Tuesday, March 31, 2009

Complaining


  Numbers 21:4-9; Psalm 102 O Lord, hear my prayer, and let my cry come to you; Jn 8:21-30

As we move along our journey in Lent, heading toward its culmination with the Easter Triduum, we pause at the desert wanderings of the people of Israel. 

We are asked to remember that experience of the people being led out of slavery into the desert toward the promise land.  This image is what lent is about, out of slavery of sin toward the promise land, with our battle cry, "on earth as it is in heaven."

Today our stop in the desert finds the Israelites complaining.  The people's patience were worn out by the journey and they began to grumble against God and against Moses. 

They were complaining about God's gift, gift of food and water, "we are disgusted with this wretched food!"

 They had grown miserable beneath the weight of the Belly-ache.  

How soon they forgot what God' s mighty hand had done.  They had stopped being grateful and thus they had lost sight of grace.  The strength for their journey was gratitude.  Here they were to encounter true strength, and yet they stopped giving thanks and thus became careless with the gifts God gave. 

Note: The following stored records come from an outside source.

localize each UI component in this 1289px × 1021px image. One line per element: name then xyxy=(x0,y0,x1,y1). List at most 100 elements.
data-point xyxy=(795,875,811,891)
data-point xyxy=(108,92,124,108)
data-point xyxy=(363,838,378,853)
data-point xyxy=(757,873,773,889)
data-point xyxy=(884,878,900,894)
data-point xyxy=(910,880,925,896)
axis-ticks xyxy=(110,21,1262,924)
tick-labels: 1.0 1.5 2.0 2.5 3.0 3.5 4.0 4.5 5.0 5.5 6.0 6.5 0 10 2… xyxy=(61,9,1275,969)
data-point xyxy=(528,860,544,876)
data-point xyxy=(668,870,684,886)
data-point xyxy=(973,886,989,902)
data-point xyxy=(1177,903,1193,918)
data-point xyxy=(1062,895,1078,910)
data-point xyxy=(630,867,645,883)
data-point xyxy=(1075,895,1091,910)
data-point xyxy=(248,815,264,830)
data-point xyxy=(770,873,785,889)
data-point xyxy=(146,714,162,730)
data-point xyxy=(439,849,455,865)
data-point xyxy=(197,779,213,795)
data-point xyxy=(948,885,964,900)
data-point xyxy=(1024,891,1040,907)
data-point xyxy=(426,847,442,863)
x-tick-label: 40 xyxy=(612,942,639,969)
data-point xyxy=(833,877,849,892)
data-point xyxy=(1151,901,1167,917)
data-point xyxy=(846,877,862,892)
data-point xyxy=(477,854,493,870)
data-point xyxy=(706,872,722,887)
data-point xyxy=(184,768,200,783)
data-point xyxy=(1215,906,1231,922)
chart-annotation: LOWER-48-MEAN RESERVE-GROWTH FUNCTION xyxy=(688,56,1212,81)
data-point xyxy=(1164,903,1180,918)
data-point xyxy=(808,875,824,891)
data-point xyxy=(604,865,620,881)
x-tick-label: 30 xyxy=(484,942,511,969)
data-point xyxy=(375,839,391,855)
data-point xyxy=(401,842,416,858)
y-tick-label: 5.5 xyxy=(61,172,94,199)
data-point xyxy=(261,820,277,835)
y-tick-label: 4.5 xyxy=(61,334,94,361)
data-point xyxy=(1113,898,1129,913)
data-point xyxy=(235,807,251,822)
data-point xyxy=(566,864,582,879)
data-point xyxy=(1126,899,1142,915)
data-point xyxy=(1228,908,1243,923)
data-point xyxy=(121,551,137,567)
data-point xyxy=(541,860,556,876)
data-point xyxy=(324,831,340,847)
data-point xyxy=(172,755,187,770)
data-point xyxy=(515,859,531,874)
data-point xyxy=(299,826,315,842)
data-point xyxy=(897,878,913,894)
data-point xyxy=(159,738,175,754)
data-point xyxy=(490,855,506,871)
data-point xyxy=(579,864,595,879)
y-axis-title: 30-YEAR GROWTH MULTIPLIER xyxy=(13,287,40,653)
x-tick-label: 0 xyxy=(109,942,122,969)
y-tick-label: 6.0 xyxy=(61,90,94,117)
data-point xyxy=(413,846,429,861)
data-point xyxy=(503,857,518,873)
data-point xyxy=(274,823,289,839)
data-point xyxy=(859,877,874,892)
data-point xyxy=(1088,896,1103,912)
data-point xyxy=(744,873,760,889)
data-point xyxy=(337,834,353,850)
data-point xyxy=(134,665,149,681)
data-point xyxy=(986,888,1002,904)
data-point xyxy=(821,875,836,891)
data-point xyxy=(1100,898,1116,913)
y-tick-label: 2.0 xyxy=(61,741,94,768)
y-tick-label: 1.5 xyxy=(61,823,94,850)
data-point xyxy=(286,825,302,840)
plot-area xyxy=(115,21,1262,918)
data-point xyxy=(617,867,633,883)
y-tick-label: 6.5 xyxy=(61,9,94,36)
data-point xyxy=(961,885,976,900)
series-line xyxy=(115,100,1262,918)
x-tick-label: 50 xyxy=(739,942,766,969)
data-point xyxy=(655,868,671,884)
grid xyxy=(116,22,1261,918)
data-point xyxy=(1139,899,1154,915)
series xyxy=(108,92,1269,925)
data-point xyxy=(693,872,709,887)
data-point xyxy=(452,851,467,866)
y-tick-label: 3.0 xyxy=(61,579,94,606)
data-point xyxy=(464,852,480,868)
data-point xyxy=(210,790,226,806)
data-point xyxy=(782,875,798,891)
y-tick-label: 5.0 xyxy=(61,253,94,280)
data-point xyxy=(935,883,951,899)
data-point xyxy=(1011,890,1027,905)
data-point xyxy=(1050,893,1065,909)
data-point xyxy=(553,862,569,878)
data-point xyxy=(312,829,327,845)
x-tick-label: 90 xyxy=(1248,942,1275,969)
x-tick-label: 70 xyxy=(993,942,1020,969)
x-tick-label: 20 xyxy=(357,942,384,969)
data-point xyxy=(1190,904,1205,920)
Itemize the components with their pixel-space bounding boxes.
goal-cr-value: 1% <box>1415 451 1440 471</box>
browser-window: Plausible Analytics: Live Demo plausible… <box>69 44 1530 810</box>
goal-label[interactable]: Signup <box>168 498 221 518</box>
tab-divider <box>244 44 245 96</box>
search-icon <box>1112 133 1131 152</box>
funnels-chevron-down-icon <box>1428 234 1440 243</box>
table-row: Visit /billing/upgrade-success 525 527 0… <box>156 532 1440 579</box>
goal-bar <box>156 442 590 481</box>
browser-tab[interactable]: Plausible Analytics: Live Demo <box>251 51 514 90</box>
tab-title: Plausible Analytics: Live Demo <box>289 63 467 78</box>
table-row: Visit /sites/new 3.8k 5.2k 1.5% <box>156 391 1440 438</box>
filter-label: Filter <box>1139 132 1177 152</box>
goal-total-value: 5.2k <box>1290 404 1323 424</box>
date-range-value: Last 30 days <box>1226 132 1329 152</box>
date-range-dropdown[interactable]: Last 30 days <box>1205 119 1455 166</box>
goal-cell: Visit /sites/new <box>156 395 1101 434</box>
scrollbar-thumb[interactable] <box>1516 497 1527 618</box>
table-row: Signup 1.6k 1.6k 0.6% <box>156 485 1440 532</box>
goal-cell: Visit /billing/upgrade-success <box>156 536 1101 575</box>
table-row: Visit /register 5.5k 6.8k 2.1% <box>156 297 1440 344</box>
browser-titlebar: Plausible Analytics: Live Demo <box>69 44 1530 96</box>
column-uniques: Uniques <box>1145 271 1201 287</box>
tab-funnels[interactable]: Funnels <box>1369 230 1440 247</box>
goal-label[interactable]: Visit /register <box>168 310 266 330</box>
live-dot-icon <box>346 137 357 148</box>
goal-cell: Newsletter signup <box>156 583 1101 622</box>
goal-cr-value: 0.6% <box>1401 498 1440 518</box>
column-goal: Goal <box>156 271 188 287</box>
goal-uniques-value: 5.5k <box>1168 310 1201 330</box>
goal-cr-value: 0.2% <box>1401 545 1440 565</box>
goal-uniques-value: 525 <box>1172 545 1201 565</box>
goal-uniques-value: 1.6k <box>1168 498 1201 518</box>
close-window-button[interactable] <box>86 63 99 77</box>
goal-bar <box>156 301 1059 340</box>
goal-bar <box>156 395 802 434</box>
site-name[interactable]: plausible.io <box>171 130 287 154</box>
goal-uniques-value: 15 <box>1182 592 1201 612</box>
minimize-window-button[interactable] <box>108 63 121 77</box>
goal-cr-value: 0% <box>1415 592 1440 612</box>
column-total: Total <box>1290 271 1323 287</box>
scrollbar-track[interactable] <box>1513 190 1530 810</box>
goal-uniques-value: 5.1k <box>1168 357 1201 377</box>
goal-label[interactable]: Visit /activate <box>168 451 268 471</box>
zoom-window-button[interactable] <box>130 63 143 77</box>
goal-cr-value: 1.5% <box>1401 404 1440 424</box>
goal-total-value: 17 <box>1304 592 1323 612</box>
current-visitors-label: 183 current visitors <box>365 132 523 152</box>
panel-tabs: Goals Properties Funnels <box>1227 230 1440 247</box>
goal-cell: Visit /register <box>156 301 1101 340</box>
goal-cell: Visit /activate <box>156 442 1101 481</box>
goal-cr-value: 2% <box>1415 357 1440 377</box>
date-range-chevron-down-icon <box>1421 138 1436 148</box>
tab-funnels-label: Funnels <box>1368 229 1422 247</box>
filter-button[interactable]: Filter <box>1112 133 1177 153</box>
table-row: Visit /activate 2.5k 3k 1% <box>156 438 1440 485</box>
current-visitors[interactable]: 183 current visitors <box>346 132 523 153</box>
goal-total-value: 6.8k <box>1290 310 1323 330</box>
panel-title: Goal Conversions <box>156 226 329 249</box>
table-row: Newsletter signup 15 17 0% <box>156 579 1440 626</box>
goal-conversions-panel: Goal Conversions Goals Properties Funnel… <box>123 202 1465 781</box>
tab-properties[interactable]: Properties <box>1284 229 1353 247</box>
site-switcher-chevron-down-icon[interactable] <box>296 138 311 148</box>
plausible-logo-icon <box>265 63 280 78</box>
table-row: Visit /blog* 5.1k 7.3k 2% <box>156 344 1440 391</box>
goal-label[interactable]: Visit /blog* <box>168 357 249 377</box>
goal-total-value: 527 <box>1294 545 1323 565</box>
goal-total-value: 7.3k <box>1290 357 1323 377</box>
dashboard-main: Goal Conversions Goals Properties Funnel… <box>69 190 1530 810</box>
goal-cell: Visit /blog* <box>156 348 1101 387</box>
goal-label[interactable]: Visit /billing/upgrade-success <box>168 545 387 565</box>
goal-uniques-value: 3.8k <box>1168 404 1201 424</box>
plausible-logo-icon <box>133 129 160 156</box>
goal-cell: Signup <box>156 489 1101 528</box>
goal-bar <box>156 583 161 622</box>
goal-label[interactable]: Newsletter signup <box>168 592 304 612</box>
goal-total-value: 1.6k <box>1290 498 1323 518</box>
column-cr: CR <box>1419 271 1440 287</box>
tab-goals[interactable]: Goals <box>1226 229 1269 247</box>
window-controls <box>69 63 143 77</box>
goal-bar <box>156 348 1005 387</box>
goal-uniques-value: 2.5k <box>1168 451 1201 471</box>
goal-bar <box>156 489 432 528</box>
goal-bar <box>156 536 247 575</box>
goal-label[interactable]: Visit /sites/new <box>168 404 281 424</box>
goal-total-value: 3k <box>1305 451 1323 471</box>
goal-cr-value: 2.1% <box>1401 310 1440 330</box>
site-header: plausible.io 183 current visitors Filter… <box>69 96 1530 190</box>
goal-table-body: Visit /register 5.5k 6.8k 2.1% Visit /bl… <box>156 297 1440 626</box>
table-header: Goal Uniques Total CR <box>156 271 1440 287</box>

They had lost focus.  They were all nearsighted, they could not see past their own noses.  All they saw was what was wrong and they failed to recognize what was right and good.  They were free, they were no longer slaves.  They were being cared for by God.  They had witnessed great things and yet they were lost in themselves.

There is an old proverb that comes to mind in light of the Israelite's complaints, "Instead of complaining about the rosebush having thorns, be thankful the thorn bush has roses."

The essence of gratitude is to always keep one's eyes peeled for the gift to behold in all circumstances that abound.  

As we move toward the Easter Triduum, the heart of our Christian identity, we discover one very essential truth.  In those three days, Holy Thursday, Good Friday, Easter Saturday, God gives abundantly forever.

In the passion of Jesus, God's gift remains steadfast in all of life's circumstances:  he gives the priesthood, the Eucharist, love that is stronger than death.

No matter what lies ahead in our own desert wanderings, gratitude is always at our finger tips for we have received grace upon grace.  As the prophet Zechariah states so well, "they shall look upon him whom they have pierced," and remember the gift that was given and the price it was paid.